Given that the existing REGIO tables overlap with our data only for the period 2008–2010, we compare our trade flow results (MRIO) with REGIO for these three years by using their SRIO tables in Table 7 by Eqs. 8, 9 and Pearson’s Correlation. Since the sectors do not directly match across the two datasets, we reclassify sectors in both datasets into 7 sectors. Overall, DISM is less than 0.5 and the correlation for Finland, Latvia, Netherlands, Malta, Slovakia and UK are around 0.4 and statistically significant.

Table 7 Comparison between EU REGIO and MRIO by country.

Further, we use Regional IO tables for specific countries based on surveys conducted locally as the ground truth with which we compare our data and the REGIO ones.

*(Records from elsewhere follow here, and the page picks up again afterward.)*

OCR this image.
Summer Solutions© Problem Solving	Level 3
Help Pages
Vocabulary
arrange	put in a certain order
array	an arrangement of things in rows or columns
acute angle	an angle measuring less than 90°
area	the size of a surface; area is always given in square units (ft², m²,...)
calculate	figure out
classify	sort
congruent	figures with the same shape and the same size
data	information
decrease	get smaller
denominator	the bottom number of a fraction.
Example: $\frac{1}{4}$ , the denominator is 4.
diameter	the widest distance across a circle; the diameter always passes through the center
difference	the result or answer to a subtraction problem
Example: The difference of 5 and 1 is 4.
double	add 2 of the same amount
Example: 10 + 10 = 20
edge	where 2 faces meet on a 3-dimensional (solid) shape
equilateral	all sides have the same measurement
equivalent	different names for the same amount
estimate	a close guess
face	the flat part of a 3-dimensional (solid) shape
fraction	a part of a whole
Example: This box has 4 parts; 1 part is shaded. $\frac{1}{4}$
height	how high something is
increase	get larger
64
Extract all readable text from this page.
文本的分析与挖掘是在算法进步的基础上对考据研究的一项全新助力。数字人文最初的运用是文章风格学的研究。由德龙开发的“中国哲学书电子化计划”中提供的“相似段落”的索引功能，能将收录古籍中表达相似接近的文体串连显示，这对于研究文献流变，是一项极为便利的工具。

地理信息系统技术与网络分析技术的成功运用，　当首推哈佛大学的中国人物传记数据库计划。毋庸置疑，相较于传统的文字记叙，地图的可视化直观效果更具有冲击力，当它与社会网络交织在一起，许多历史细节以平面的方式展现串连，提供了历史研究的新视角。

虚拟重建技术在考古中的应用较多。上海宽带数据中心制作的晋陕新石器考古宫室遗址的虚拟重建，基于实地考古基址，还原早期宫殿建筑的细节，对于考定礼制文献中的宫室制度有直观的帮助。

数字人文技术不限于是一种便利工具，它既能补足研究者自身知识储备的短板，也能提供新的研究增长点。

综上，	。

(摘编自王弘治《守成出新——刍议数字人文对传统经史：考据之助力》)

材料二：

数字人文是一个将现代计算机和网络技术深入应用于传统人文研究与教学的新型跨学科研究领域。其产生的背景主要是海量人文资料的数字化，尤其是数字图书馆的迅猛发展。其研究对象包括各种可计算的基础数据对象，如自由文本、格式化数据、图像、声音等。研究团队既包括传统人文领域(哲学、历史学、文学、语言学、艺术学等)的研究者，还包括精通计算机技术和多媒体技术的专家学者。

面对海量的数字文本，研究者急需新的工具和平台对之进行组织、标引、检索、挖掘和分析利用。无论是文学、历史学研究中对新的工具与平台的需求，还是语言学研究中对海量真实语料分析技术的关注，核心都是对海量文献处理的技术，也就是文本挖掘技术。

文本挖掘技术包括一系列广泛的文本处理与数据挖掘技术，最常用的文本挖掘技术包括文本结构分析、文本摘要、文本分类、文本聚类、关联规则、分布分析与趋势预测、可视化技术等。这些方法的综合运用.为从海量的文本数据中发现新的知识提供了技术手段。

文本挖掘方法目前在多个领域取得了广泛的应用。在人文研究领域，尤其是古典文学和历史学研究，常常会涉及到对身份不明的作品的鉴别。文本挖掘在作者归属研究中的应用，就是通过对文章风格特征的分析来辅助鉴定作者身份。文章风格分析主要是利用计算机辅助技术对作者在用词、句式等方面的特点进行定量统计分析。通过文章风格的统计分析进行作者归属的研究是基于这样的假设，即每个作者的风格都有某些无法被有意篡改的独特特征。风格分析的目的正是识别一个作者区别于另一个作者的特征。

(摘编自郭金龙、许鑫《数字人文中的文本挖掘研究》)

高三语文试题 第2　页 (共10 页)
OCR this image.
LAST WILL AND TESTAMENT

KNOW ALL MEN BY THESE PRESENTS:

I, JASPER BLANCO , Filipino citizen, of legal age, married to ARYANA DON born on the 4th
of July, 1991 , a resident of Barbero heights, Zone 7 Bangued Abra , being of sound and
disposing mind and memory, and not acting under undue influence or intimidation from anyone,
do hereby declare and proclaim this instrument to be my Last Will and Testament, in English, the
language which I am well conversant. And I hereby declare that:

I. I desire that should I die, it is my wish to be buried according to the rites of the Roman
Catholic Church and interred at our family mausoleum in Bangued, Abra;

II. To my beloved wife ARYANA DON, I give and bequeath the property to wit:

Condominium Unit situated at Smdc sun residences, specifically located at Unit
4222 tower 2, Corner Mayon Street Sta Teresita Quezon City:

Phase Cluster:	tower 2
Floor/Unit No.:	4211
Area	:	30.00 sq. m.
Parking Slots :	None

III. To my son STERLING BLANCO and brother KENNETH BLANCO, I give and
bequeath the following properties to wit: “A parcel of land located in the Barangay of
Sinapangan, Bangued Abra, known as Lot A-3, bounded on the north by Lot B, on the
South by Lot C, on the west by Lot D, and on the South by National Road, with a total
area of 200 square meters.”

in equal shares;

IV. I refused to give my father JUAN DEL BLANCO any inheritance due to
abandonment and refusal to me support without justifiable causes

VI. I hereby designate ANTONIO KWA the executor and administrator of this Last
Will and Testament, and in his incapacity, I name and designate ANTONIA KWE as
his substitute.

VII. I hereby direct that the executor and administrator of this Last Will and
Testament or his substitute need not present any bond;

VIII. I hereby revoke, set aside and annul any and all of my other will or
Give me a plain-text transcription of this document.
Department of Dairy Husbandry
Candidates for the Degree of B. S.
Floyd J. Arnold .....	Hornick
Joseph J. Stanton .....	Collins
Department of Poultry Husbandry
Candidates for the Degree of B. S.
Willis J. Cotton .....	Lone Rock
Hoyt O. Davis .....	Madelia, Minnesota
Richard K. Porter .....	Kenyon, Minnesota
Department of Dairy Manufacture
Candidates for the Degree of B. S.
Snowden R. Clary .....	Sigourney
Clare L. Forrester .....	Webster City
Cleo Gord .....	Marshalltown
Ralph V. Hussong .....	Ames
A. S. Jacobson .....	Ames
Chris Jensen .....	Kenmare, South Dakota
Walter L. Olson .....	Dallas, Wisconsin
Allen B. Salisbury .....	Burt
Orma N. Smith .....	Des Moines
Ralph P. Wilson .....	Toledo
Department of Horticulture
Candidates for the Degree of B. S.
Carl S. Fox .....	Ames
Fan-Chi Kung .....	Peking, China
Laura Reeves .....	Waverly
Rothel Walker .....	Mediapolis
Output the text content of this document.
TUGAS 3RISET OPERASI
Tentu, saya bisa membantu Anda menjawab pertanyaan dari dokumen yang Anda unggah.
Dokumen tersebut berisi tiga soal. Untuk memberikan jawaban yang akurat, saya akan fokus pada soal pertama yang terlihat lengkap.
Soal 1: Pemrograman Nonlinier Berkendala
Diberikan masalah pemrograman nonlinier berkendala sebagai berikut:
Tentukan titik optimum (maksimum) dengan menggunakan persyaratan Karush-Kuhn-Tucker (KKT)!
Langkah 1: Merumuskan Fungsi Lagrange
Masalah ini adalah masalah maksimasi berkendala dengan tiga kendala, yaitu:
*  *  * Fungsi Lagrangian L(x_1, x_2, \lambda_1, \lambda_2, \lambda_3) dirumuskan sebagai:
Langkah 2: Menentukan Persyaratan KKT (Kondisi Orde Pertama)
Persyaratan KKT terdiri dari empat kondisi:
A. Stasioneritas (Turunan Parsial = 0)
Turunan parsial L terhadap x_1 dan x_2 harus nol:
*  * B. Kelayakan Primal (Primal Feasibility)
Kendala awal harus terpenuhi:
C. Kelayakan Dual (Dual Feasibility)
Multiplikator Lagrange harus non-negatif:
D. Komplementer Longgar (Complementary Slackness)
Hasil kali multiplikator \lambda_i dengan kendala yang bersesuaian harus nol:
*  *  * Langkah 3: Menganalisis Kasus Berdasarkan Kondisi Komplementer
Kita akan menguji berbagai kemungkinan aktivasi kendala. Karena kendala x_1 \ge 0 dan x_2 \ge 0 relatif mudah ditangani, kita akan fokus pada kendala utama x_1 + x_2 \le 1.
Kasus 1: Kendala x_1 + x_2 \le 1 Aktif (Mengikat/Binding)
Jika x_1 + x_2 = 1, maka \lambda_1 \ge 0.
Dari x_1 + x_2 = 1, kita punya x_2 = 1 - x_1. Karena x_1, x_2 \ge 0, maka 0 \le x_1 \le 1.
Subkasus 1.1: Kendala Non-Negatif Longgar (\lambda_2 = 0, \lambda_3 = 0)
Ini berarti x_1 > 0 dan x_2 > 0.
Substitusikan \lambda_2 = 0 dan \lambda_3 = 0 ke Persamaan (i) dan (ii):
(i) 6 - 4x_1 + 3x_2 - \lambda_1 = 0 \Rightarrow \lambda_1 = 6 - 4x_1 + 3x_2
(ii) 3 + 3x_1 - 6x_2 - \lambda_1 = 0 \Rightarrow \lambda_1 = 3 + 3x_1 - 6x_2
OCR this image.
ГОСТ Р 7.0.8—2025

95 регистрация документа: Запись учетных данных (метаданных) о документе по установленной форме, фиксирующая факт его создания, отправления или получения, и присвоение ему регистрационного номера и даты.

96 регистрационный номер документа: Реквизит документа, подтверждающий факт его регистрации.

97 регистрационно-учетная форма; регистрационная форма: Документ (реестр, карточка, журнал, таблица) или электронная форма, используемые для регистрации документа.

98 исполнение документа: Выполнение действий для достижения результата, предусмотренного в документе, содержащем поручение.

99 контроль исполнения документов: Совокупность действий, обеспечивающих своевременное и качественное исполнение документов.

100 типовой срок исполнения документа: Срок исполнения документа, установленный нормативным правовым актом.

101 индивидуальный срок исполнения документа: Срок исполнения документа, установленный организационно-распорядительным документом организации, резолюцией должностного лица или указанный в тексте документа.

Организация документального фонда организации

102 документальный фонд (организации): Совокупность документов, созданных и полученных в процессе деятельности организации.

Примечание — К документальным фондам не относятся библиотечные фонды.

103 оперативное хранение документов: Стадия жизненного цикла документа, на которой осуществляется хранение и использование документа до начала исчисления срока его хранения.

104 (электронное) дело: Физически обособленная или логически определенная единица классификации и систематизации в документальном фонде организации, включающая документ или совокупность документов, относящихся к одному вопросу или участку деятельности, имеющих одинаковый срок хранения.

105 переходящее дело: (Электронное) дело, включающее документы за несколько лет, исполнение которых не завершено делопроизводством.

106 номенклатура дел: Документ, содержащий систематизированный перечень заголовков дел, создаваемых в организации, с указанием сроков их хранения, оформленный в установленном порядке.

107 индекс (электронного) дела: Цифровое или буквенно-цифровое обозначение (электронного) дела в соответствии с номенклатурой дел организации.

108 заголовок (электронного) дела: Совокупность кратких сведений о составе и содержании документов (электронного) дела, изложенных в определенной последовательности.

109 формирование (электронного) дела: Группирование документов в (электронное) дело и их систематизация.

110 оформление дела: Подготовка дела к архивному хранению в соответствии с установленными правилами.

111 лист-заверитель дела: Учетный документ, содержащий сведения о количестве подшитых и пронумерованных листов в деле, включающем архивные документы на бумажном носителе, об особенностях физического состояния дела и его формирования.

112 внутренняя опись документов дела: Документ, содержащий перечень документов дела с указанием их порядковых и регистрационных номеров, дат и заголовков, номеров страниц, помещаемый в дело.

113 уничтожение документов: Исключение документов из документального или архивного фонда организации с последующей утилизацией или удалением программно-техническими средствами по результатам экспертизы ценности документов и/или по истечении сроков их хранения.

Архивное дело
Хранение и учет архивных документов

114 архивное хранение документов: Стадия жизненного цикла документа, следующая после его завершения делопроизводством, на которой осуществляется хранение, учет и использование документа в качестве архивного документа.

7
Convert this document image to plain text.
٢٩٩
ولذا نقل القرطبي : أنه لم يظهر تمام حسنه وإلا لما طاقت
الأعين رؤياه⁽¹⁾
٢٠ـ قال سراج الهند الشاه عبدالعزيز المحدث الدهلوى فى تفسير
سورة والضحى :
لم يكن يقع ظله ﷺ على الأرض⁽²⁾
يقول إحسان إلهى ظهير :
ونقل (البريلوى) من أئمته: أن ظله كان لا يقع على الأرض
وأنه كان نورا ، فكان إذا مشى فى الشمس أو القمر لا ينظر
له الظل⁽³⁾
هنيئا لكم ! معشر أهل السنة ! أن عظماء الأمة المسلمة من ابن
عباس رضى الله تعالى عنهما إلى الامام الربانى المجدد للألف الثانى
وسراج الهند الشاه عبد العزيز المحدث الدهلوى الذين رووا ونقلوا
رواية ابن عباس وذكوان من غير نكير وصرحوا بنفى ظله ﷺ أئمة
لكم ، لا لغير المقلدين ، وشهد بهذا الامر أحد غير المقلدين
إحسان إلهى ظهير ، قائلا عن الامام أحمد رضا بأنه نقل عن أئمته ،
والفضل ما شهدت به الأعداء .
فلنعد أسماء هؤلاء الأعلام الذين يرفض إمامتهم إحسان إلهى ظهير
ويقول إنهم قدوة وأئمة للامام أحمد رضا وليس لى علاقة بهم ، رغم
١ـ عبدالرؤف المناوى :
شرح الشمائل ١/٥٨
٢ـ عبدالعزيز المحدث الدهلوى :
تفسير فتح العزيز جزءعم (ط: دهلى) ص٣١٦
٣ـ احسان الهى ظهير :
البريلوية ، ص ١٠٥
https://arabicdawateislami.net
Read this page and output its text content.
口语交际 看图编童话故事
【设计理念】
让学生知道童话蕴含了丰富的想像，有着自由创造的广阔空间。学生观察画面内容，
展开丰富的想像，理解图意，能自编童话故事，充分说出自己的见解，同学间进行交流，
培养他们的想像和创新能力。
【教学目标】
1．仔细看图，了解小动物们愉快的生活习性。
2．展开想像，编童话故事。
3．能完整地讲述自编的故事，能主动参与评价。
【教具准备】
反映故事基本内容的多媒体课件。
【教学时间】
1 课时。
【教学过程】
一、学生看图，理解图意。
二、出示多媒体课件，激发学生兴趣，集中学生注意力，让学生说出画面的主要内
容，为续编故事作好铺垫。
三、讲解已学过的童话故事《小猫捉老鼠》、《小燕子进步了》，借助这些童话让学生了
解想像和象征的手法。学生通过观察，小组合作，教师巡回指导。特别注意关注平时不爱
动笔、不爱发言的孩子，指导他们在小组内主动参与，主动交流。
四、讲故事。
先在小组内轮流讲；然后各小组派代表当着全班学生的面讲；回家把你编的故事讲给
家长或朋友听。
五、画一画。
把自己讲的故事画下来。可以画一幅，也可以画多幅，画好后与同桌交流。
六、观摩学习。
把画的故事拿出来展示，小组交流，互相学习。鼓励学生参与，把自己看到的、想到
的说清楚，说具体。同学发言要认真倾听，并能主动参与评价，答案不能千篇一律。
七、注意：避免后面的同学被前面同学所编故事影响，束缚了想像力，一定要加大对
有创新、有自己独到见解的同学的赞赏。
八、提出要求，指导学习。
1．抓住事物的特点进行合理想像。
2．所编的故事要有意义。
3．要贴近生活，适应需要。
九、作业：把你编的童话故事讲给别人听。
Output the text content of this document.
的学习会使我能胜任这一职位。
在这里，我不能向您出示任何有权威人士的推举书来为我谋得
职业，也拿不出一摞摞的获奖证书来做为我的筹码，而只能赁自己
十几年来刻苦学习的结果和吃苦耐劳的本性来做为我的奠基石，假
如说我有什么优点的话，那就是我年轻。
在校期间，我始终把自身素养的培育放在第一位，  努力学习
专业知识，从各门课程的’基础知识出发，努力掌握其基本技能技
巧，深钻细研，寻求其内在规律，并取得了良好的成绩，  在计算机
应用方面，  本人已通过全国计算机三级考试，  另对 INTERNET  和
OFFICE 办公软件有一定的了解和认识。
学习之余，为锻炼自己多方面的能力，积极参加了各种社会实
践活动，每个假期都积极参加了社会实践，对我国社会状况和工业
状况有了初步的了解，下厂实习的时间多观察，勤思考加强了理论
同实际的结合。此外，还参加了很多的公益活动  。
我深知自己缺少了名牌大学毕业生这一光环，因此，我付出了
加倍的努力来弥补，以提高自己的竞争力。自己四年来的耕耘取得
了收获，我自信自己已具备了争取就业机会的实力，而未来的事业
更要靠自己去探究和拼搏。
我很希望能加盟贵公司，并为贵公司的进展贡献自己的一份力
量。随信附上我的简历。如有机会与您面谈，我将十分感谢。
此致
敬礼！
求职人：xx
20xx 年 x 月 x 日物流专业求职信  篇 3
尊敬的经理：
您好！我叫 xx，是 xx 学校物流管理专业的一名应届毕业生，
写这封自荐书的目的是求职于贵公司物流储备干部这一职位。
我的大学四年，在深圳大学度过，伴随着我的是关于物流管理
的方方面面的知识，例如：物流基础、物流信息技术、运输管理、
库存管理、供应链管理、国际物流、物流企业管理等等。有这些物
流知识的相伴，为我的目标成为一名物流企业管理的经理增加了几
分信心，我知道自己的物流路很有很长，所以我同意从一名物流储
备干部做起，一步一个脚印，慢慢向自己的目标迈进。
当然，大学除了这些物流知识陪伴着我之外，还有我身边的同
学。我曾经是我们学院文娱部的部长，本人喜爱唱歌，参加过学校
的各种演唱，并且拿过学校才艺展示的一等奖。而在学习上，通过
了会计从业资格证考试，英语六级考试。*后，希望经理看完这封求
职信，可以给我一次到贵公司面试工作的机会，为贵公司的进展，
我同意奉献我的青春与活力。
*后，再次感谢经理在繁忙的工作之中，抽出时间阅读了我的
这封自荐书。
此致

The actual trade-flow data cover SRIOs for regions in Austria12, Finland (https://github.com/pttry/alta) and Scotland (https://www.gov.scot/publications/input-output-latest/) as we could not find readily available trade-flows for more countries. For MAD, both MRIO and REGIO have large differences with the ground truth. For DISM, both MRIO and REGIO capture around 30% similarity of the actual data. For Pearson’s correlation, MRIO has 0.36 for regions in Austria, and over 0.9 for regions in Finland and Scotland (Table 8).

Table 8 Comparison based on ground truth.

Following the best practices in the MRIO literature22, we further provide our estimates for the relative standard error (RSE) for our MRIO data and the ground truth (i.e. the original survey data from local governments). To compute these, we employ a Monte Carlo sensitivity analysis on the MRIOs and the ground truth under three standard deviation (σ) scenarios. Specifically, we generate a vector of emissions intensities randomly from these datasets as we found no empirical data to compare them with. Then we introduce the stressor F = Xs. X, Y, Z, A are known from the datasets. Then at each round, we add a perturbation EZ~N(0, σz), EF~N(0, σF), EY~N(0, σY) on Z, F, Y, and get the outcome C = s(IA)−1Y. After 1000 simulations for each case, we collect the population of C results. From these we obtain the relative standard error (RSE) in Table 9. Here MRIO refers to results from our estimated datasets, while “Ground truth” refers to results from the local surveys. The mean average of RSE is in most cases much smaller than 10% in the table.

Table 9 Sensitivity analysis with Monte Carlo simulation.